Have you ever tried a lifetime Persian ancient spa?
A humble usually brick alcove entrance with a tiled or miniature designed portal leads to an open hall underground with the roof at ground level centered with a small pool. You feel warm under your feet, looking up and around the hall your eyes are tamed with the ornamentation details of colorful tile works and arch walls being painted with epic scenes of Shahnameh, the book of kings. You will be handed a checked design Long, theIranian bath-wrap to cover up and start your venture which involves about heat, sweat, massage and peeling.
Here you are an experience beyond the shower and bathtub!
The Persian bath along with its age-old rituals is an important brand of public hygiene in the history of the world. Way before the Ottoman Empire established the hammams in Turkish Empire, the earliest ruins of bathhouses were found in the ancient capitals in the Iranian plateau as Chogha Zanbil, a world heritage in Khuzestan province. With stating Zoroastrianism as the national religion of Persia in 224 AD, cleanliness became more important in people’s everyday lives. After Islam arrival and converting to Islam in the 7thcentury religion required ritual purification of daily life.
The social life expanded around traditional bathhouses in Iran was reinforced after Islam and reached its climax in the Safavid era. According to the book The Travels of Sir John Chardin, there were 273 public bathhouses only in Isfahan, the capital of Iran during the Safavid era.

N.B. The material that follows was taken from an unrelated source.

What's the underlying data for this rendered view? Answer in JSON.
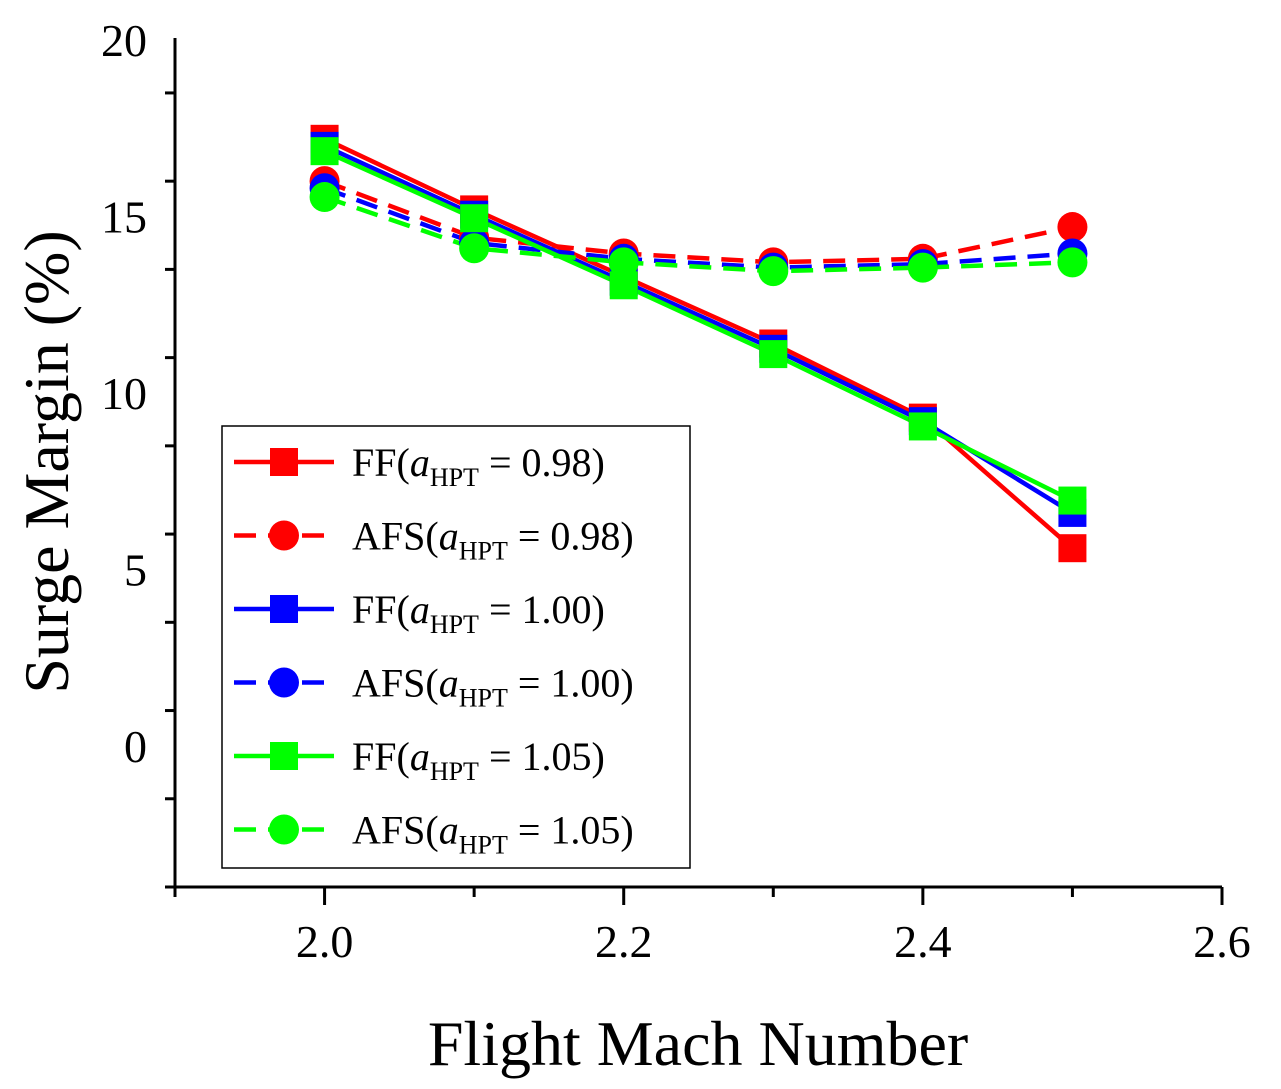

To get the idea of how the Persian bath was like back in the time there was no indoor plumping and people would go to the neighborhood bathhouse for bathing, it is essential to mention about the unique architecture and various types of hammams in Iran.
Depending on the location and application, Iranian bathhouses were divided into two main categories of private and public. Based on the bath construction of the public bathhouses there are individual and twin public bathhouses feature either separate times for men and women during the day or separated spaces to be used parallel by different genders.